I met with an Internist regarding my medical history, who also performed a physical on me looking for any signs which would discredit my viability of my donation. I was asked questions about my medical history once again, and was once again brutally honest. The good news is that I had passed all of the tests so far, and things continued to look good for the potential donation.
Round three of testing included meeting with a Psychologist to ensure that I was of sound mind and that I was not being persuaded in any way to give up my liver for cash, or any other reason. I am happy to report that I passed with flying colors. Apparently there are quite a few people that get this far through the process of the living donor evaluation before being denied as a donor for being under duress, or worse, not cognoscente enough to make the decision to donate their own organ.
I then sat and waited to have a contrast CT scan, which if you have never had one, it makes you feel like you peed your pants, not a very fun sensation. This is a very important step in the evaluation process as it provides a map of the vein structure within the liver, allowing the surgeon to see exactly where they can make their incisions for the operation. Note that the surgeons will use existing veins and arteries in the donated portion of liver to tie back into the veins/arteries of the recipient.

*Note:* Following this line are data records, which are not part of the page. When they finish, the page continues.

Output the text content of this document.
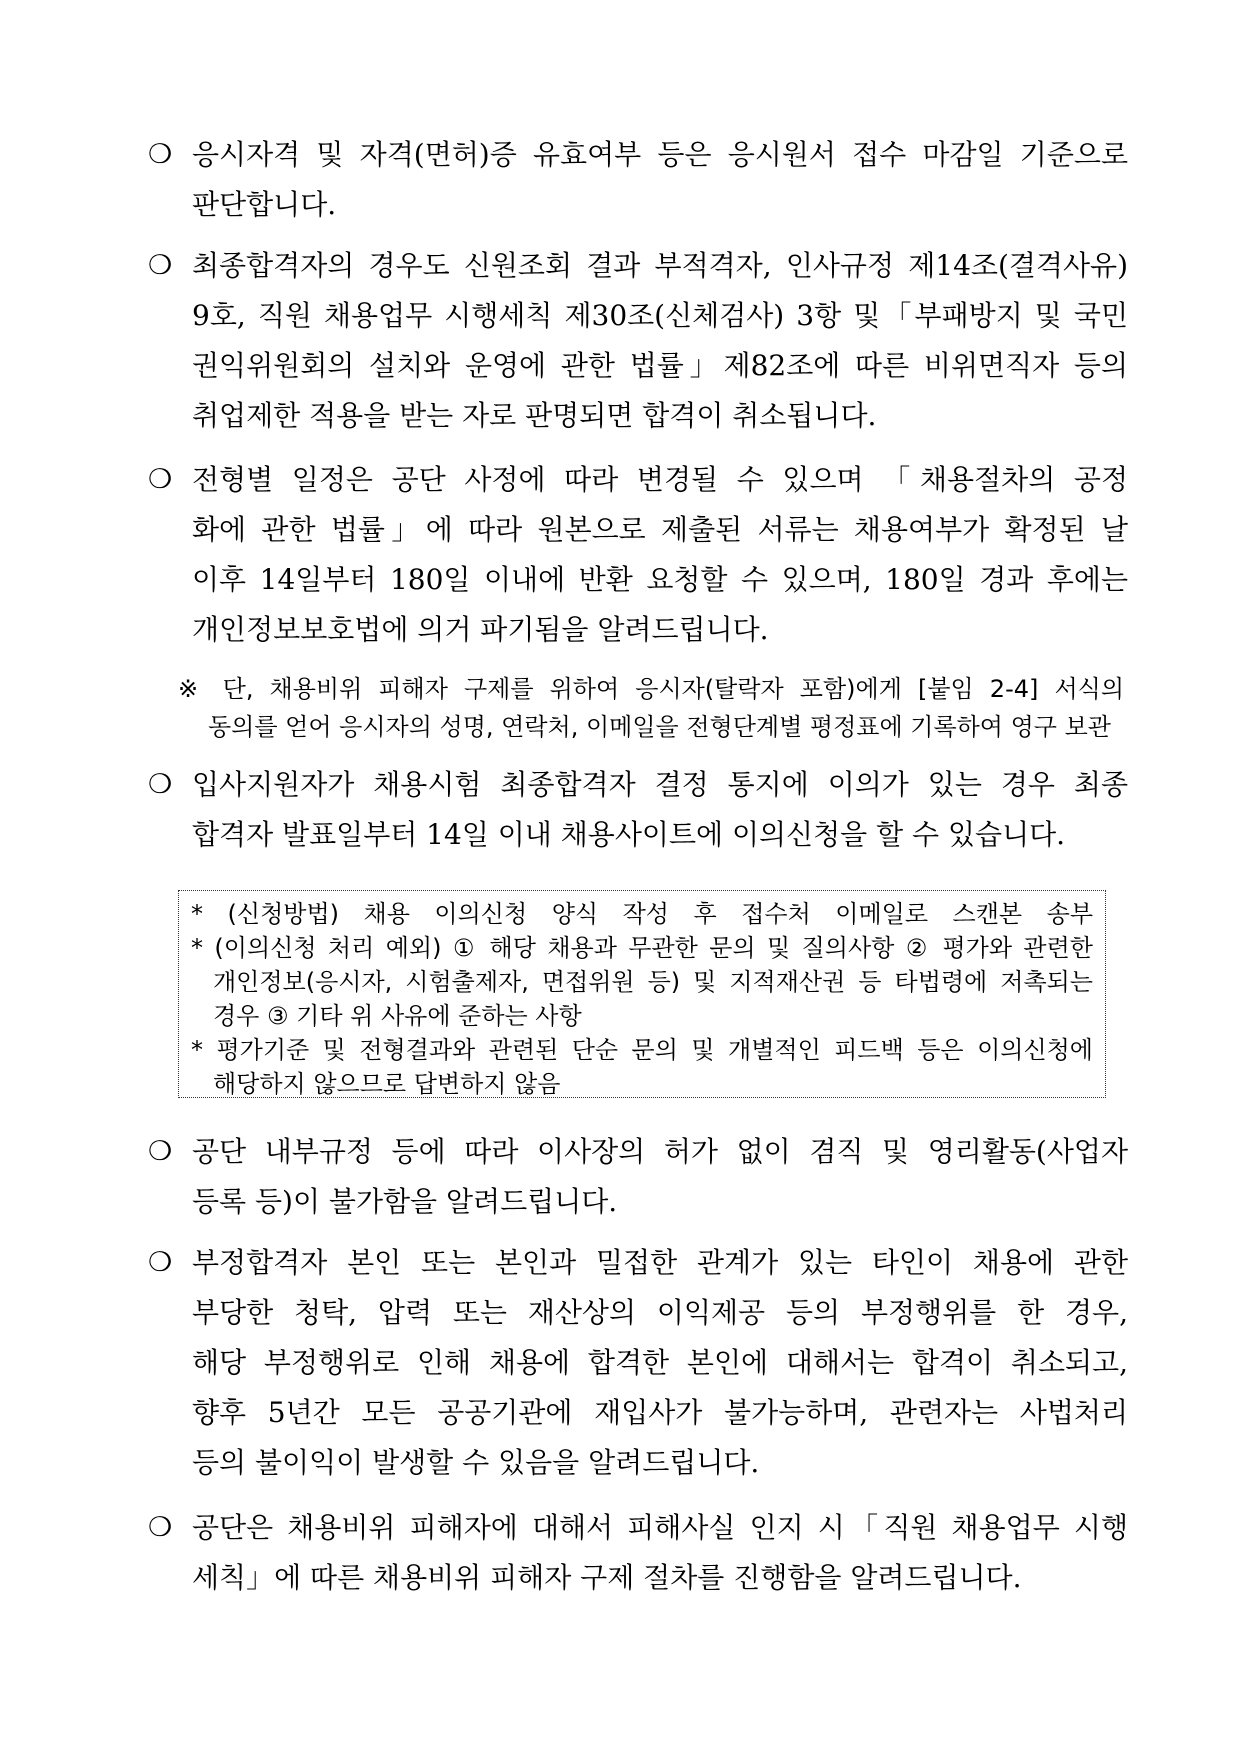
❍ 응시자격 및 자격(면허)증 유효여부 등은 응시원서 접수 마감일 기준으로
판단합니다.
❍ 최종합격자의 경우도 신원조회 결과 부적격자, 인사규정 제14조(결격사유)
9호, 직원 채용업무 시행세칙 제30조(신체검사) 3항 및「부패방지 및 국민
권익위원회의 설치와 운영에 관한 법률」제82조에 따른 비위면직자 등의
취업제한 적용을 받는 자로 판명되면 합격이 취소됩니다.
❍ 전형별 일정은 공단 사정에 따라 변경될 수 있으며 「채용절차의 공정
화에 관한 법률」에 따라 원본으로 제출된 서류는 채용여부가 확정된 날
이후 14일부터 180일 이내에 반환 요청할 수 있으며, 180일 경과 후에는
개인정보보호법에 의거 파기됨을 알려드립니다.
※ 단, 채용비위 피해자 구제를 위하여 응시자(탈락자 포함)에게 [붙임 2-4] 서식의
동의를 얻어 응시자의 성명, 연락처, 이메일을 전형단계별 평정표에 기록하여 영구 보관
❍ 입사지원자가 채용시험 최종합격자 결정 통지에 이의가 있는 경우 최종
합격자 발표일부터 14일 이내 채용사이트에 이의신청을 할 수 있습니다.
* (신청방법) 채용 이의신청 양식 작성 후 접수처 이메일로 스캔본 송부
* (이의신청 처리 예외) ① 해당 채용과 무관한 문의 및 질의사항 ② 평가와 관련한
개인정보(응시자, 시험출제자, 면접위원 등) 및 지적재산권 등 타법령에 저촉되는
경우 ③ 기타 위 사유에 준하는 사항
* 평가기준 및 전형결과와 관련된 단순 문의 및 개별적인 피드백 등은 이의신청에
해당하지 않으므로 답변하지 않음
❍ 공단 내부규정 등에 따라 이사장의 허가 없이 겸직 및 영리활동(사업자
등록 등)이 불가함을 알려드립니다.
❍ 부정합격자 본인 또는 본인과 밀접한 관계가 있는 타인이 채용에 관한
부당한 청탁, 압력 또는 재산상의 이익제공 등의 부정행위를 한 경우,
해당 부정행위로 인해 채용에 합격한 본인에 대해서는 합격이 취소되고,
향후 5년간 모든 공공기관에 재입사가 불가능하며, 관련자는 사법처리
등의 불이익이 발생할 수 있음을 알려드립니다.
❍ 공단은 채용비위 피해자에 대해서 피해사실 인지 시「직원 채용업무 시행
세칙」에 따른 채용비위 피해자 구제 절차를 진행함을 알려드립니다.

I also had an MCRP which means they stuck me into an MRI machine, with an IV, then injected a contrast metal called gadolinium into my bloodstream so they can map the vein structure in my liver in 3D. The MCRP was extremely difficult because you have to keep your hands above your head while staying completely still and holding your breath for 1-minute intervals non-stop for over an hour. My arms were burning and throbbing after the procedure, but I knew I was almost at the home stretch of testing.
What else could be left to test?
Not much else. I had one final blood test to confirm my general health. I was asked to get a TB test from my local healthcare provider, which I did without incident. I was also asked to donate blood… to myself. Autologous Blood Donation, is the more technical term. Best part about donating blood? All the cookies and juice that you can drink after donating.